Le gouvernement est « très candide » face au ralentissement économique, croit l’économiste en chef chez Desjardins, Jimmy Jean. « Quand on regarde leurs estimations, 0,3 % ça veut dire une récession. Donc, on n’y échappe pas », a-t-il déclaré.

L’ancien conseiller politique auprès de premiers ministres canadiens sous divers gouvernements libéraux, Robert Asselin, aujourd’hui à l’emploi du Conseil canadien des affaires, abonde dans le même sens.

« Ce qu’on voit, c’est un horizon budgétaire beaucoup plus inquiétant, donc des déficits qui restent élevés (?), des taux d’intérêt sur la dette qui vont vers le haut, donc une dette plus coûteuse à financer », analyse Robert Asselin.

Réplique aux Américains

Le gouvernement Trudeau a dévoilé sa réponse attendue à la Loi sur la réduction de l’inflation, le plan du gouvernement Biden qui devrait déployer au moins 369 G$ US dans la transition énergétique aux États-Unis.

Ottawa accordera près de 80 G$ d’ici 2034-2035 pour soutenir la transition énergétique par le biais de cinq crédits d’impôt. Ces mesures visent les nouveaux projets de production d’électricité, l’adoption ou la fabrication de technologies propres, la production d’hydrogène et le captage de carbone.

Le haut fonctionnaire a résumé que les sommes injectées constituent un « effort substantiel » qui devrait avoir « un impact important » sur l’économie canadienne face aux Américains qui sont qualifiés de « très agressifs ».

Le gouvernement estime que d’importants investissements seront nécessaires pour décarboner l’économie et atteindre ses cibles climatiques.
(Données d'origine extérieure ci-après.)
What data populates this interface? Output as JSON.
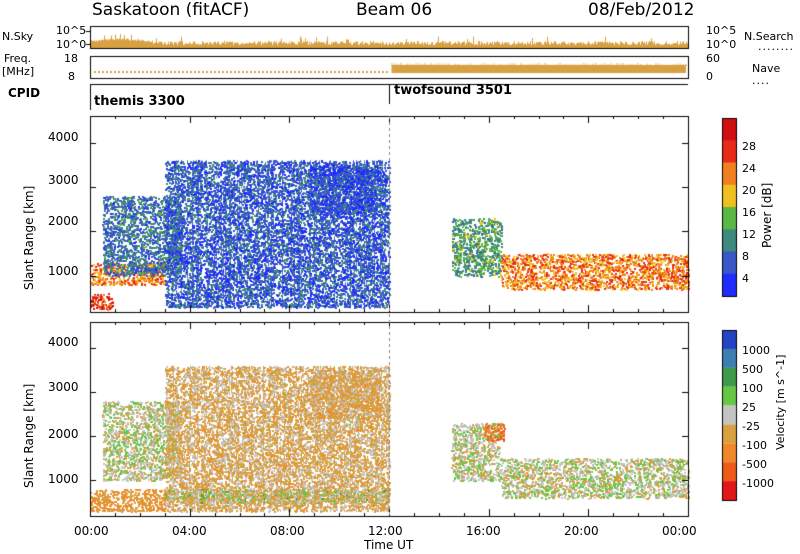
{
  "header": {
    "radar": "Saskatoon (fitACF)",
    "beam": "Beam 06",
    "date": "08/Feb/2012"
  },
  "nsky_panel": {
    "left_label": "N.Sky",
    "right_label": "N.Search",
    "right_marker": "........",
    "left_ticks": [
      "10^5",
      "10^0"
    ],
    "right_ticks": [
      "10^5",
      "10^0"
    ]
  },
  "freq_panel": {
    "left_label_line1": "Freq.",
    "left_label_line2": "[MHz]",
    "left_ticks": [
      "18",
      "8"
    ],
    "right_ticks": [
      "60",
      "0"
    ],
    "right_label": "Nave",
    "right_marker": "...."
  },
  "cpid_panel": {
    "label": "CPID",
    "modes": [
      {
        "name": "themis 3300",
        "start_hour": 0
      },
      {
        "name": "twofsound 3501",
        "start_hour": 12
      }
    ]
  },
  "power_panel": {
    "ylabel": "Slant Range [km]",
    "yticks": [
      "1000",
      "2000",
      "3000",
      "4000"
    ],
    "colorbar_label": "Power [dB]",
    "colorbar_ticks": [
      "4",
      "8",
      "12",
      "16",
      "20",
      "24",
      "28"
    ],
    "colorbar_colors": [
      "#1f2cff",
      "#3a57c8",
      "#3f8a7d",
      "#5bb845",
      "#f0c020",
      "#f08020",
      "#ea2a18",
      "#d01010"
    ]
  },
  "velocity_panel": {
    "ylabel": "Slant Range [km]",
    "yticks": [
      "1000",
      "2000",
      "3000",
      "4000"
    ],
    "colorbar_label": "Velocity [m s^-1]",
    "colorbar_ticks": [
      "1000",
      "500",
      "100",
      "25",
      "-25",
      "-100",
      "-500",
      "-1000"
    ],
    "colorbar_colors": [
      "#2544c4",
      "#3d7fb0",
      "#3f9a4a",
      "#67c644",
      "#c4c4c4",
      "#d8a040",
      "#f08828",
      "#ee5a18",
      "#e21818"
    ]
  },
  "time_axis": {
    "xlabel": "Time UT",
    "ticks": [
      "00:00",
      "04:00",
      "08:00",
      "12:00",
      "16:00",
      "20:00",
      "00:00"
    ]
  },
  "chart_data": [
    {
      "type": "heatmap",
      "title": "Power",
      "xlabel": "Time UT",
      "ylabel": "Slant Range [km]",
      "xlim_hours": [
        0,
        24
      ],
      "ylim_km": [
        180,
        4600
      ],
      "legend_placement": "right",
      "colorbar": {
        "label": "Power [dB]",
        "range": [
          0,
          32
        ]
      },
      "regions": [
        {
          "from_hour": 0.0,
          "to_hour": 0.9,
          "range_km": [
            250,
            600
          ],
          "value_db": 26
        },
        {
          "from_hour": 0.0,
          "to_hour": 3.0,
          "range_km": [
            800,
            1300
          ],
          "value_db": 22
        },
        {
          "from_hour": 0.5,
          "to_hour": 3.6,
          "range_km": [
            1000,
            2800
          ],
          "value_db": 8
        },
        {
          "from_hour": 3.0,
          "to_hour": 12.0,
          "range_km": [
            300,
            3600
          ],
          "value_db": 6
        },
        {
          "from_hour": 8.8,
          "to_hour": 11.6,
          "range_km": [
            2400,
            3500
          ],
          "value_db": 5
        },
        {
          "from_hour": 14.5,
          "to_hour": 16.5,
          "range_km": [
            1000,
            2300
          ],
          "value_db": 12
        },
        {
          "from_hour": 16.5,
          "to_hour": 24.0,
          "range_km": [
            700,
            1500
          ],
          "value_db": 22
        }
      ]
    },
    {
      "type": "heatmap",
      "title": "Velocity",
      "xlabel": "Time UT",
      "ylabel": "Slant Range [km]",
      "xlim_hours": [
        0,
        24
      ],
      "ylim_km": [
        180,
        4600
      ],
      "legend_placement": "right",
      "colorbar": {
        "label": "Velocity [m s^-1]",
        "range": [
          -1000,
          1000
        ]
      },
      "regions": [
        {
          "from_hour": 0.0,
          "to_hour": 3.0,
          "range_km": [
            300,
            800
          ],
          "value_ms": -100
        },
        {
          "from_hour": 0.5,
          "to_hour": 3.6,
          "range_km": [
            1000,
            2800
          ],
          "value_ms": 0
        },
        {
          "from_hour": 3.0,
          "to_hour": 12.0,
          "range_km": [
            500,
            800
          ],
          "value_ms": 60
        },
        {
          "from_hour": 3.0,
          "to_hour": 12.0,
          "range_km": [
            300,
            3600
          ],
          "value_ms": -50
        },
        {
          "from_hour": 8.8,
          "to_hour": 11.6,
          "range_km": [
            2400,
            3500
          ],
          "value_ms": -60
        },
        {
          "from_hour": 14.5,
          "to_hour": 16.5,
          "range_km": [
            1000,
            2300
          ],
          "value_ms": 0
        },
        {
          "from_hour": 15.8,
          "to_hour": 16.6,
          "range_km": [
            1900,
            2300
          ],
          "value_ms": -500
        },
        {
          "from_hour": 16.5,
          "to_hour": 24.0,
          "range_km": [
            600,
            1500
          ],
          "value_ms": 0
        }
      ]
    }
  ]
}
Avec ses différents crédits, il espère stimuler le lancement de nouveaux projets en réduisant leurs coûts. Le ministère des Finances projette que la demande d’électricité va doubler d’ici 2050 au pays.

Les sociétés publiques provinciales, comme Hydro-Québec, auront accès à un coup de pouce du fédéral, un crédit d’impôt remboursable de 15 %, pour les aider à accélérer leurs investissements dans la production, le stockage et le transport interprovincial d’électricité.